For diatomic or polyatomic gases, additional energy modes exist:
Rotational and vibrational motions provide extra degrees of freedom.
At higher temperatures, these modes become active, increasing the internal energy beyond (3/2)NkT.
However, at very low temperatures, rotational and vibrational modes may be “frozen out”, making their behaviour approximate that of a monatomic gas.
Practice Questions
Question 1 (2 marks)
State the relationship between the average kinetic energy of a molecule in an ideal gas and the absolute temperature. Explain how this relationship defines the Boltzmann constant.
Mark scheme:
(1 mark) Correctly states that the average kinetic energy of a molecule is proportional to its absolute temperature, using the relation ½m⟨c²⟩ = 3/2 kT.
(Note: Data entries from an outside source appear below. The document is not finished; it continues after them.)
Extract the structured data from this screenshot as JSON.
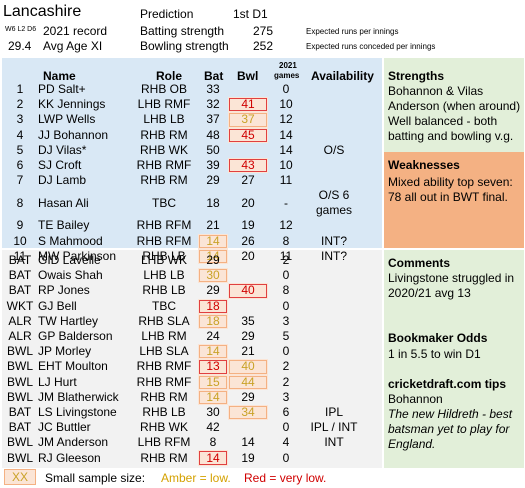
{
  "header": {
    "team": "Lancashire",
    "record_code": "W6 L2 D6",
    "record_label": "2021 record",
    "avg_age": "29.4",
    "avg_age_label": "Avg Age XI",
    "prediction_label": "Prediction",
    "prediction_value": "1st D1",
    "batting_label": "Batting strength",
    "batting_value": "275",
    "bowling_label": "Bowling strength",
    "bowling_value": "252",
    "batting_note": "Expected runs per innings",
    "bowling_note": "Expected runs conceded per innings"
  },
  "columns": {
    "name": "Name",
    "role": "Role",
    "bat": "Bat",
    "bwl": "Bwl",
    "games_year": "2021",
    "games": "games",
    "availability": "Availability"
  },
  "xi": [
    {
      "num": "1",
      "name": "PD Salt+",
      "role": "RHB OB",
      "bat": "33",
      "bwl": "",
      "games": "0",
      "avail": "",
      "bat_flag": "",
      "bwl_flag": ""
    },
    {
      "num": "2",
      "name": "KK Jennings",
      "role": "LHB RMF",
      "bat": "32",
      "bwl": "41",
      "games": "10",
      "avail": "",
      "bat_flag": "",
      "bwl_flag": "red"
    },
    {
      "num": "3",
      "name": "LWP Wells",
      "role": "LHB LB",
      "bat": "37",
      "bwl": "37",
      "games": "12",
      "avail": "",
      "bat_flag": "",
      "bwl_flag": "amber"
    },
    {
      "num": "4",
      "name": "JJ Bohannon",
      "role": "RHB RM",
      "bat": "48",
      "bwl": "45",
      "games": "14",
      "avail": "",
      "bat_flag": "",
      "bwl_flag": "red"
    },
    {
      "num": "5",
      "name": "DJ Vilas*",
      "role": "RHB WK",
      "bat": "50",
      "bwl": "",
      "games": "14",
      "avail": "O/S",
      "bat_flag": "",
      "bwl_flag": ""
    },
    {
      "num": "6",
      "name": "SJ Croft",
      "role": "RHB RMF",
      "bat": "39",
      "bwl": "43",
      "games": "10",
      "avail": "",
      "bat_flag": "",
      "bwl_flag": "red"
    },
    {
      "num": "7",
      "name": "DJ Lamb",
      "role": "RHB RM",
      "bat": "29",
      "bwl": "27",
      "games": "11",
      "avail": "",
      "bat_flag": "",
      "bwl_flag": ""
    },
    {
      "num": "8",
      "name": "Hasan Ali",
      "role": "TBC",
      "bat": "18",
      "bwl": "20",
      "games": "-",
      "avail": "O/S 6 games",
      "bat_flag": "",
      "bwl_flag": ""
    },
    {
      "num": "9",
      "name": "TE Bailey",
      "role": "RHB RFM",
      "bat": "21",
      "bwl": "19",
      "games": "12",
      "avail": "",
      "bat_flag": "",
      "bwl_flag": ""
    },
    {
      "num": "10",
      "name": "S Mahmood",
      "role": "RHB RFM",
      "bat": "14",
      "bwl": "26",
      "games": "8",
      "avail": "INT?",
      "bat_flag": "amber",
      "bwl_flag": ""
    },
    {
      "num": "11",
      "name": "MW Parkinson",
      "role": "RHB LB",
      "bat": "14",
      "bwl": "20",
      "games": "11",
      "avail": "INT?",
      "bat_flag": "amber",
      "bwl_flag": ""
    }
  ],
  "squad": [
    {
      "num": "BAT",
      "name": "GID Lavelle",
      "role": "LHB WK",
      "bat": "29",
      "bwl": "",
      "games": "2",
      "avail": "",
      "bat_flag": "",
      "bwl_flag": ""
    },
    {
      "num": "BAT",
      "name": "Owais Shah",
      "role": "LHB LB",
      "bat": "30",
      "bwl": "",
      "games": "0",
      "avail": "",
      "bat_flag": "amber",
      "bwl_flag": ""
    },
    {
      "num": "BAT",
      "name": "RP Jones",
      "role": "RHB LB",
      "bat": "29",
      "bwl": "40",
      "games": "8",
      "avail": "",
      "bat_flag": "",
      "bwl_flag": "red"
    },
    {
      "num": "WKT",
      "name": "GJ Bell",
      "role": "TBC",
      "bat": "18",
      "bwl": "",
      "games": "0",
      "avail": "",
      "bat_flag": "red",
      "bwl_flag": ""
    },
    {
      "num": "ALR",
      "name": "TW Hartley",
      "role": "RHB SLA",
      "bat": "18",
      "bwl": "35",
      "games": "3",
      "avail": "",
      "bat_flag": "amber",
      "bwl_flag": ""
    },
    {
      "num": "ALR",
      "name": "GP Balderson",
      "role": "LHB RM",
      "bat": "24",
      "bwl": "29",
      "games": "5",
      "avail": "",
      "bat_flag": "",
      "bwl_flag": ""
    },
    {
      "num": "BWL",
      "name": "JP Morley",
      "role": "LHB SLA",
      "bat": "14",
      "bwl": "21",
      "games": "0",
      "avail": "",
      "bat_flag": "amber",
      "bwl_flag": ""
    },
    {
      "num": "BWL",
      "name": "EHT Moulton",
      "role": "RHB RMF",
      "bat": "13",
      "bwl": "40",
      "games": "2",
      "avail": "",
      "bat_flag": "red",
      "bwl_flag": "amber"
    },
    {
      "num": "BWL",
      "name": "LJ Hurt",
      "role": "RHB RMF",
      "bat": "15",
      "bwl": "44",
      "games": "2",
      "avail": "",
      "bat_flag": "amber",
      "bwl_flag": "amber"
    },
    {
      "num": "BWL",
      "name": "JM Blatherwick",
      "role": "RHB RM",
      "bat": "14",
      "bwl": "29",
      "games": "3",
      "avail": "",
      "bat_flag": "amber",
      "bwl_flag": ""
    },
    {
      "num": "BAT",
      "name": "LS Livingstone",
      "role": "RHB LB",
      "bat": "30",
      "bwl": "34",
      "games": "6",
      "avail": "IPL",
      "bat_flag": "",
      "bwl_flag": "amber"
    },
    {
      "num": "BAT",
      "name": "JC Buttler",
      "role": "RHB WK",
      "bat": "42",
      "bwl": "",
      "games": "0",
      "avail": "IPL / INT",
      "bat_flag": "",
      "bwl_flag": ""
    },
    {
      "num": "BWL",
      "name": "JM Anderson",
      "role": "LHB RFM",
      "bat": "8",
      "bwl": "14",
      "games": "4",
      "avail": "INT",
      "bat_flag": "",
      "bwl_flag": ""
    },
    {
      "num": "BWL",
      "name": "RJ Gleeson",
      "role": "RHB RM",
      "bat": "14",
      "bwl": "19",
      "games": "0",
      "avail": "",
      "bat_flag": "red",
      "bwl_flag": ""
    }
  ],
  "strengths": {
    "title": "Strengths",
    "lines": [
      "Bohannon & Vilas",
      "Anderson (when around)",
      "Well balanced - both",
      "batting and bowling v.g."
    ]
  },
  "weaknesses": {
    "title": "Weaknesses",
    "lines": [
      "Mixed ability top seven:",
      "78 all out in BWT final."
    ]
  },
  "comments": {
    "title": "Comments",
    "lines": [
      "Livingstone struggled in",
      "2020/21 avg 13"
    ]
  },
  "odds": {
    "title": "Bookmaker Odds",
    "text": "1 in 5.5 to win D1"
  },
  "tips": {
    "title": "cricketdraft.com tips",
    "pick": "Bohannon",
    "lines": [
      "The new Hildreth - best",
      "batsman yet to play for",
      "England."
    ]
  },
  "legend": {
    "box": "XX",
    "text": "Small sample size:",
    "amber": "Amber = low.",
    "red": "Red = very low."
  }
}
(1 mark) Explains that the Boltzmann constant (k) is the proportionality constant linking the average kinetic energy of a molecule to its absolute temperature.
Question 2 (5 marks)
A sealed container holds an ideal monatomic gas. Using kinetic theory, derive an expression for the internal energy of the gas in terms of the number of molecules (N), the Boltzmann constant (k), and the absolute temperature (T). State any assumptions made in your derivation.
Mark scheme:
(1 mark) Starts from the microscopic expression for the pressure of an ideal gas: pV = (1/3) Nm⟨c²⟩.
(1 mark) States that the average kinetic energy per molecule is ½m⟨c²⟩ = 3/2 kT.
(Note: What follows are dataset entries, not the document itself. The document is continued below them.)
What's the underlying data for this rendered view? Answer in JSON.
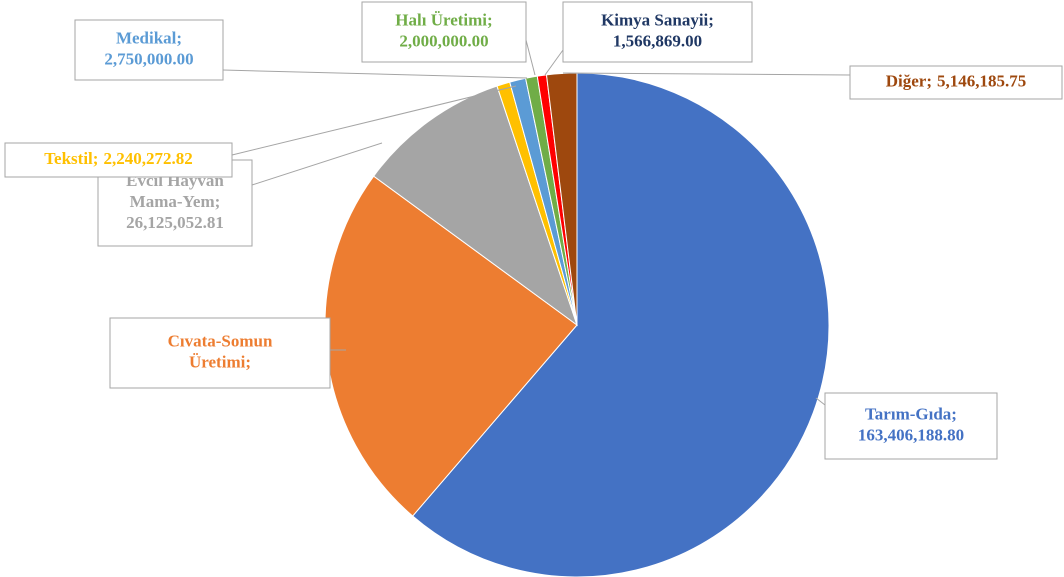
{
  "chart_data": {
    "type": "pie",
    "categories": [
      "Tarım-Gıda;",
      "Cıvata-Somun Üretimi;",
      "Evcil Hayvan Mama-Yem;",
      "Tekstil;",
      "Medikal;",
      "Halı Üretimi;",
      "Kimya Sanayii;",
      "Diğer;"
    ],
    "values": [
      163406188.8,
      63300000,
      26125052.81,
      2240272.82,
      2750000.0,
      2000000.0,
      1566869.0,
      5146185.75
    ],
    "value_labels": [
      "163,406,188.80",
      null,
      "26,125,052.81",
      "2,240,272.82",
      "2,750,000.00",
      "2,000,000.00",
      "1,566,869.00",
      "5,146,185.75"
    ],
    "colors": [
      "#4472c4",
      "#ed7d31",
      "#a5a5a5",
      "#ffc000",
      "#5b9bd5",
      "#70ad47",
      "#ff0000",
      "#9e480e"
    ],
    "label_colors": [
      "#4472c4",
      "#ed7d31",
      "#a5a5a5",
      "#ffc000",
      "#5b9bd5",
      "#70ad47",
      "#203864",
      "#9e480e"
    ]
  }
}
(1 mark) Multiplies the average kinetic energy by the total number of molecules to obtain total internal energy: U = N × ½m⟨c²⟩ = (3/2) NkT.
(1 mark) Identifies that internal energy is entirely kinetic for an ideal gas because there are no intermolecular forces and hence no potential energy.
(1 mark) States assumptions such as: gas consists of identical point molecules; collisions are elastic; and the gas behaves ideally with no interactions other than collisions.